The single Let binding Let x = 42 looks like this:

Let
   (false,
    [Binding
       (None,NormalBinding,false,false,[],
        PreXmlDoc ((2,5),Microsoft.FSharp.Compiler.Ast+XmlDocCollector),
        SynValData (None,SynValInfo ([],SynArgInfo ([],false,None)),None),
        Named
          (Wild tmp.fsx (2,4--2,5) IsSynthetic=false,x,false,None,
           tmp.fsx (2,4--2,5) IsSynthetic=false),None,
        Const (Int32 42,tmp.fsx (2,8--2,10) IsSynthetic=false),
        tmp.fsx (2,4--2,5) IsSynthetic=false,
        SequencePointAtBinding tmp.fsx (2,0--2,10) IsSynthetic=false)],
    tmp.fsx (2,0--2,10) IsSynthetic=false)

On its own it would be defined as SynModuleDecl.Let(false, bindings, range), which would require the construction of a list of Bindings, a Binding is defined like this:

SynBinding =
| Binding of
    accessibility: SynAccess option *
    kind: SynBindingKind *
    mustInline: bool *
    isMutable: bool *
    attrs: SynAttributes *
    xmlDoc: PreXmlDoc *
    valData: SynValData *
    headPat: SynPat *
    returnInfo: SynBindingReturnInfo option *
    expr: SynExpr  *
    range: range *
    seqPoint: SequencePointInfoForBinding
SynBinding.Binding(
    None,
    NormalBinding,
    false,
    false,
    [],
    PreXmlDoc(range.zero, XmlDocCollector()),
    SynValData(None, SynValInfo([], SynArgInfo ([], false, None)), None),
    Named(Wild, "tmp.fsx, range.zero, IsSynthetic=false, "x", false, None, "tmp.fsx", range.zero, IsSynthetic=false),
    None,
    Const (Int32, 42,"tmp.fsx", range.zero, IsSynthetic=false),
    "tmp.fsx", range.zero, IsSynthetic=false,
    SequencePointAtBinding("tmp.fsx", range.zero, IsSynthetic=false)

You can see that defining these nodes can get complicated really quickly.

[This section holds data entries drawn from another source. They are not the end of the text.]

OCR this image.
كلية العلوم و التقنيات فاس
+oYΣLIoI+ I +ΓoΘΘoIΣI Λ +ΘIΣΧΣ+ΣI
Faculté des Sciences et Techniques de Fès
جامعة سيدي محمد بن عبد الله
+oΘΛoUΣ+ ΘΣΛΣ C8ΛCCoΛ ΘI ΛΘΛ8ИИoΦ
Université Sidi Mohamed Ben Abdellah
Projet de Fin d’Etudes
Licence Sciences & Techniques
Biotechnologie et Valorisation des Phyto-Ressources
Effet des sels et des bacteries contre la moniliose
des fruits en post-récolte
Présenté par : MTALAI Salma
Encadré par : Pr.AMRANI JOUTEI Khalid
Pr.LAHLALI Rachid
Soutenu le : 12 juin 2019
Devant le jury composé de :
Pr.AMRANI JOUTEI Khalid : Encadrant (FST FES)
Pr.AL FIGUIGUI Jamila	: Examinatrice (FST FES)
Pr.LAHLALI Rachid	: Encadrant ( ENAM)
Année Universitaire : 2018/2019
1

With FsAst we can define the above Let AST fragment like this:

SynModuleDecl.CreateLet(
    { SynBindingRcd.Let with
        Pattern = SynPatRcd.CreateNamed(Ident.Create "x", SynPatRcd.CreateWild)
        Expr = SynExpr.CreateConst(SynConst.Int32 42)
    } )

This makes constructing aST fragments a lot easier!

Here is a snippet of code from Myriad which create a field mapping for a record:

let createMap (parent: LongIdent) (field: SynField)  =
    let field = field.ToRcd
    let fieldName = match field.Id with None -> failwith "no field name" | Some f -> f 

    let recordType =
        LongIdentWithDots.Create (parent |> List.map (fun i -> i.idText))
        |> SynType.CreateLongIdent

    let varName = "x"
    let pattern =
        let name = LongIdentWithDots.Create([fieldName.idText])
        let arg =
            let named = SynPatRcd.CreateNamed(Ident.Create varName, SynPatRcd.CreateWild )
            SynPatRcd.CreateTyped(named, recordType)
            |> SynPatRcd.CreateParen

        SynPatRcd.CreateLongIdent(name, [arg])

    let expr =
        let ident = LongIdentWithDots.Create [ yield varName; yield fieldName.idText]
        SynExpr.CreateLongIdent(false, ident, None)

    let valData =
        let argInfo = SynArgInfo.CreateIdString "x"
        let valInfo = SynValInfo.SynValInfo([[argInfo]], SynArgInfo.Empty)
        SynValData.SynValData(None, valInfo, None)

    SynModuleDecl.CreateLet [{SynBindingRcd.Let with
                                Pattern = pattern
                                Expr = expr
                                ValData = valData }]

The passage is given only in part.